Satellite launch company to list on Nasdaq
02 Mar 2021 - Performance
New Zealand-founded satellite launch company Rocket Lab is to list on NASDAQ through a merger with a special purpose acquisition company (SPAC) floated on the exchange last year by investment firm Vector Capital.
The deal implies an enterprise value of $US4.1 billion for Rocket Lab which operates satellite launch facilities in New Zealand and the US.
Announcing the deal, Rocket Lab founder Peter Beck said merging with the Vector vehicle would make Rocket Lab a publicly traded pure-play end-to-end space company.
California-based Vector Capital is a long-established investment firm that focuses on technology in both private and listed markets.
Following the transaction, Vector Capital managing director Alex Slusky will join the board of Rocket Lab.
“This milestone accelerates Rocket Lab’s ability to unlock the full potential of space through our launch and spacecraft platforms and catalyses our ambition to create a new multi-billion-dollar business vertical in space applications,” Beck said.
Slusky said Rocket Lab was ideally positioned to continue to capture market share in the rapidly expanding space launch, systems and applications markets.
After transaction costs, the deal will provide Rocket Lab with access to $US750 million of new investment capital, comprising $US320 million raised by the Vector SPAC last year and a further $US470 million to be raised with the issue of new shares, at $US10 each, to investors including Vector, Blackrock and Neuberger Berman.
Current Rocket Lab investors including Khosla Ventures, Bessemer Venture Partners, DCVC (Data Collective), Promus Ventures, Greenspring Associates, The Future Fund and New Zealand investment fund K1W1, will own 82% of the new entity which will continue to be led by Beck as chief executive.
A new investor will be Potentum Partners, which has invested in the SPAC on behalf of institutional investor clients. Potentum Partners was set up in 2019 by Steve Byrom, Jasmina Osmanovic and Dave Simons, formerly the senior team members of the Future Fund’s private equity strategy. They first met Beck and his team alongside Bessemer Ventures in 2016, before Rocket Lab had launched a rocket into space.
According to Beck, Rocket Lab had been progressing listing plans when multiple SPACs started aggressively pursuing the company. Rocket Lab’s board had decided to merge with the Vector SPAC because of the greater financial clarity it provided compared to an IPO and listing.

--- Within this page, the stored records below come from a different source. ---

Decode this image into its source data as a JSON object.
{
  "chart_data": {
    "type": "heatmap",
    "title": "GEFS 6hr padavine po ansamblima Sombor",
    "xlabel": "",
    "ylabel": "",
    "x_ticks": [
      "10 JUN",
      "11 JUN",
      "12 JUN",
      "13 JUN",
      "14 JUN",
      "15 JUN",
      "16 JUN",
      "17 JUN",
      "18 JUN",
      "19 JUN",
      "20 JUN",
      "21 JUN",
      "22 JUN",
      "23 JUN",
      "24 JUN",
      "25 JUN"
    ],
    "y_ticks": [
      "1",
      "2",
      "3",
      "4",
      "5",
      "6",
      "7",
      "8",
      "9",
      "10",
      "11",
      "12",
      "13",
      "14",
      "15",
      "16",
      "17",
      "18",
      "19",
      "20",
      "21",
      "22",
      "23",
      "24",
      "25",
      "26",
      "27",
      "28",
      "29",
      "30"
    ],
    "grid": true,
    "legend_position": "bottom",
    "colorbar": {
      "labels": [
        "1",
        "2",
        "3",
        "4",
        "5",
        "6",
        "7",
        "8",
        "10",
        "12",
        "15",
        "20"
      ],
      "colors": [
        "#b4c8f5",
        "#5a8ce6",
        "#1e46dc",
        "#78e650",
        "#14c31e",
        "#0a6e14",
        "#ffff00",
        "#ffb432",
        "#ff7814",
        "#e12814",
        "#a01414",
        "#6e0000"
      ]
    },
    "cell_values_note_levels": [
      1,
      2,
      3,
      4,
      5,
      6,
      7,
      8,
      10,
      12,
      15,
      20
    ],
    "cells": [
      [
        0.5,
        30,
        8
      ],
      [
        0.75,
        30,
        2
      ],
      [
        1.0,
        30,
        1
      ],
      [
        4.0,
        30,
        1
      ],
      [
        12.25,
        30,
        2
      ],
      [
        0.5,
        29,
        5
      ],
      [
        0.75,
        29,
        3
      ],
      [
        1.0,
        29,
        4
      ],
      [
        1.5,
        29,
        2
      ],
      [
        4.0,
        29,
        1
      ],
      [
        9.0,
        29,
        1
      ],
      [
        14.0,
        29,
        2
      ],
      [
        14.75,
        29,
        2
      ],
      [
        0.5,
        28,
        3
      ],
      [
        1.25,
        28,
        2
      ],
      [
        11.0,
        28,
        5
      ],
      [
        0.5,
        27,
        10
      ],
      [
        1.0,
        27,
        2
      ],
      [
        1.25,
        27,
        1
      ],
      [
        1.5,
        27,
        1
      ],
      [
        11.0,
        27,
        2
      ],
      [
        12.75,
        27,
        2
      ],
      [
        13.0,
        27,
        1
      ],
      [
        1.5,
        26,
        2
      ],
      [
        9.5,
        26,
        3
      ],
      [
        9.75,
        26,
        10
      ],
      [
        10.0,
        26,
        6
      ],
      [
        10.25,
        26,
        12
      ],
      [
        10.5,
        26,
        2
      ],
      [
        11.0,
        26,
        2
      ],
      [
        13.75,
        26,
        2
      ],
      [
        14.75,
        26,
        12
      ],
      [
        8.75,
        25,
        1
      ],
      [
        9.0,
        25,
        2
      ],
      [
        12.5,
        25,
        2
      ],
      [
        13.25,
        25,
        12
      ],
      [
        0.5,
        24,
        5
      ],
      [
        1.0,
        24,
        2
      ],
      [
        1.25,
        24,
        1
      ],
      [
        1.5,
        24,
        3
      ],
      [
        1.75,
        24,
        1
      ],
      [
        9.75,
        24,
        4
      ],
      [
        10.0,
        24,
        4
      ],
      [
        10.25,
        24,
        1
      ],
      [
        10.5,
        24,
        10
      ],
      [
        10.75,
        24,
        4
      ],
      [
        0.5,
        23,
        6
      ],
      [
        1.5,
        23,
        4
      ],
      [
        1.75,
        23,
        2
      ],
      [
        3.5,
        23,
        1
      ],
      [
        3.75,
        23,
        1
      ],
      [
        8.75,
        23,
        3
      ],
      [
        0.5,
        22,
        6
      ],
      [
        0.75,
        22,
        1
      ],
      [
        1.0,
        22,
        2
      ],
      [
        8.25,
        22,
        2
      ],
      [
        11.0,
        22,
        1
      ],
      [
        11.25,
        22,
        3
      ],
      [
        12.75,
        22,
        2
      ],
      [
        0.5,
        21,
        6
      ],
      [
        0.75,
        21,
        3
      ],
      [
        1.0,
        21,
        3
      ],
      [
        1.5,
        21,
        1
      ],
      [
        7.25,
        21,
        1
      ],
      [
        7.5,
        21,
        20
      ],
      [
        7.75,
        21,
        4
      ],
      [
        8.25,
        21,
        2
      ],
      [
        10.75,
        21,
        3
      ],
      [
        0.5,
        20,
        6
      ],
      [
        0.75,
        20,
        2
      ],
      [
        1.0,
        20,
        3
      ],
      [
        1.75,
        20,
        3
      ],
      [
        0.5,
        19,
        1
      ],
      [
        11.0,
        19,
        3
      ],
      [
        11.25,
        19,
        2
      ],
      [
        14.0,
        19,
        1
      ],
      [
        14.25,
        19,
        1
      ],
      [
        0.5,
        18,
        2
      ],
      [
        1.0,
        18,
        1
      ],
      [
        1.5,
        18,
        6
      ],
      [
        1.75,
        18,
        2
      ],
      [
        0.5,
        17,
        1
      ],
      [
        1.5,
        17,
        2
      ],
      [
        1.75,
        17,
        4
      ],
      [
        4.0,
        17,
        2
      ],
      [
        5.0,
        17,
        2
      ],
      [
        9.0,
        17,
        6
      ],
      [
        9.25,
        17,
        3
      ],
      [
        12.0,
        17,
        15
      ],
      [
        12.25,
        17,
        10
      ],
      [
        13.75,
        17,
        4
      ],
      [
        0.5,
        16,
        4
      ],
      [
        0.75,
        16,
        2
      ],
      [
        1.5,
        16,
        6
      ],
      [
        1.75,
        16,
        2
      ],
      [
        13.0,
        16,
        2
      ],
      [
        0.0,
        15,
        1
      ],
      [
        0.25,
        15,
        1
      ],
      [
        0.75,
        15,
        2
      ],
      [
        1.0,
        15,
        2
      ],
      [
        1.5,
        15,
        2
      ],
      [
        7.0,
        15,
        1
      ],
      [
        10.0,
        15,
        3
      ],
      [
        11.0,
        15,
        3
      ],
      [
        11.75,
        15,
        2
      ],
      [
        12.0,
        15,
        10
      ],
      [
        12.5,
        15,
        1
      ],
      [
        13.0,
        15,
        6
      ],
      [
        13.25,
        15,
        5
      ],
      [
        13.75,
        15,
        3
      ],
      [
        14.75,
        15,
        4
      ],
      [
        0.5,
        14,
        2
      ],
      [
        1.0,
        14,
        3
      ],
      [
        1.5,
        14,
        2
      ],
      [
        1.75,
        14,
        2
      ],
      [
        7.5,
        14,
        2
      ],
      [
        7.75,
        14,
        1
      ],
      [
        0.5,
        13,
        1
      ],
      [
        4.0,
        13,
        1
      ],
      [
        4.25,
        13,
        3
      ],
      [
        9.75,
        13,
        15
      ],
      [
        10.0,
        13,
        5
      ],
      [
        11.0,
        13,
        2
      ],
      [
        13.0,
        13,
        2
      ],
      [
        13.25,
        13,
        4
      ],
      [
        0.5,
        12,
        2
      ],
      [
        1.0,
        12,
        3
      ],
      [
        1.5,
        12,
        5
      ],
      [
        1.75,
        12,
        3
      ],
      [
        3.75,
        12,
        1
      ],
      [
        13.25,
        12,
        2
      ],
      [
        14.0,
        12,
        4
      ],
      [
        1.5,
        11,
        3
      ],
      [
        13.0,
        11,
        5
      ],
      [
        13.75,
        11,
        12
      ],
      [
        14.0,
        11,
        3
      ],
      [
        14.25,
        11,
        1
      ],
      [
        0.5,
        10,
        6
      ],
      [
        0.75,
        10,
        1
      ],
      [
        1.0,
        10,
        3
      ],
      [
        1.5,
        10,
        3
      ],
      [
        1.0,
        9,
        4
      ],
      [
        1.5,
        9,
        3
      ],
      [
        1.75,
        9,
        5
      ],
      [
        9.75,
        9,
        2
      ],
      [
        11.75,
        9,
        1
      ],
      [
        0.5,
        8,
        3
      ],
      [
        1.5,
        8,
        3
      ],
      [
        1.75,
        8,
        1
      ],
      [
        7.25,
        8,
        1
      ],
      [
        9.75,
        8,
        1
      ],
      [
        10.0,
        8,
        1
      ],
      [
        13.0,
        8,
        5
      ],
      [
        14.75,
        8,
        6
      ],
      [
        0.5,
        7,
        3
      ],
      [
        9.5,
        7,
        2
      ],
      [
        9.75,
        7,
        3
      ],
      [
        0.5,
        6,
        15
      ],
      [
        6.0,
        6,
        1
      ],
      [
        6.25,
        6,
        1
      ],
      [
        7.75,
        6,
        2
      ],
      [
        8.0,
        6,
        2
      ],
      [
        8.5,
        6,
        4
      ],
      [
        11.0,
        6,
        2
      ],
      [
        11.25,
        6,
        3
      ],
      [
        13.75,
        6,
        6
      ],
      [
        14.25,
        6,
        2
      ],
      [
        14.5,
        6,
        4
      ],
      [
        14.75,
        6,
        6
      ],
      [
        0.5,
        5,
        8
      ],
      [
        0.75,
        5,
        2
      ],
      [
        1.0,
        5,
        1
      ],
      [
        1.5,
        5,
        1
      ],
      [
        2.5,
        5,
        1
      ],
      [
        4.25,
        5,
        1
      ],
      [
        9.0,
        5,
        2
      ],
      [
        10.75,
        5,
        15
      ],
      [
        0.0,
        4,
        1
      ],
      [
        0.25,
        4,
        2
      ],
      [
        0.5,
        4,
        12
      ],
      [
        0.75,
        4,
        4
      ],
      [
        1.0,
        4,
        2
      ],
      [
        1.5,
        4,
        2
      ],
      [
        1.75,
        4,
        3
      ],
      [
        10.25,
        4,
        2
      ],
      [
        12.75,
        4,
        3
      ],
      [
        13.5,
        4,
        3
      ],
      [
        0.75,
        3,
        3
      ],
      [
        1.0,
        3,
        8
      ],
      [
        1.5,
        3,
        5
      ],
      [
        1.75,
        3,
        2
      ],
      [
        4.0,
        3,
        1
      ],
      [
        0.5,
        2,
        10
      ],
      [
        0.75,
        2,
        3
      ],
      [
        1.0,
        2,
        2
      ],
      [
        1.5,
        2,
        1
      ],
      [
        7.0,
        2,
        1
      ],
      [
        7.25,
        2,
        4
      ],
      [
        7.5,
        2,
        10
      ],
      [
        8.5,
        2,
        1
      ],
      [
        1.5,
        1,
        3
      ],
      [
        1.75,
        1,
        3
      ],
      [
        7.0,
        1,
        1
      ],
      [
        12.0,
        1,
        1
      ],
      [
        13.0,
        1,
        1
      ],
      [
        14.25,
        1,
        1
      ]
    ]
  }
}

Rocket Lab needs substantial additional capital to enable it to finance development of a new larger capacity satellite launch vehicle as well as to continue its growth as a components manufacturer for other space businesses.
Rocket Lab currently uses its Electron rocket for all satellite launches but is developing a larger 8-tonne capacity vehicle, Neutron. Neutron, will be powered by a two-stage re-usable rocket system. The first-stage rocket will return to earth at a predetermined location under its own power.
There will be continuing demand for Electron rockets, Beck says, but Neutron will meet the demands of customers who want to launch large numbers of small satellites. Putting a constellation of satellites in space in one launch will improve overall economics. The larger capacity of Neutron should also ensure close to full capacity for every launch.
The merger deal projects Rocket Lab will become EBITDA positive in 2023 and exceed $US500 million EBITDA in 2027.
Rocket Lab exceeded $US1 billion in value after a $US75 million Series D funding round in early 2017 (APE&VCJ, Apr 2017).
Caption: Rocket Lab chief executive and founder Peter Beck with an Electron rocket.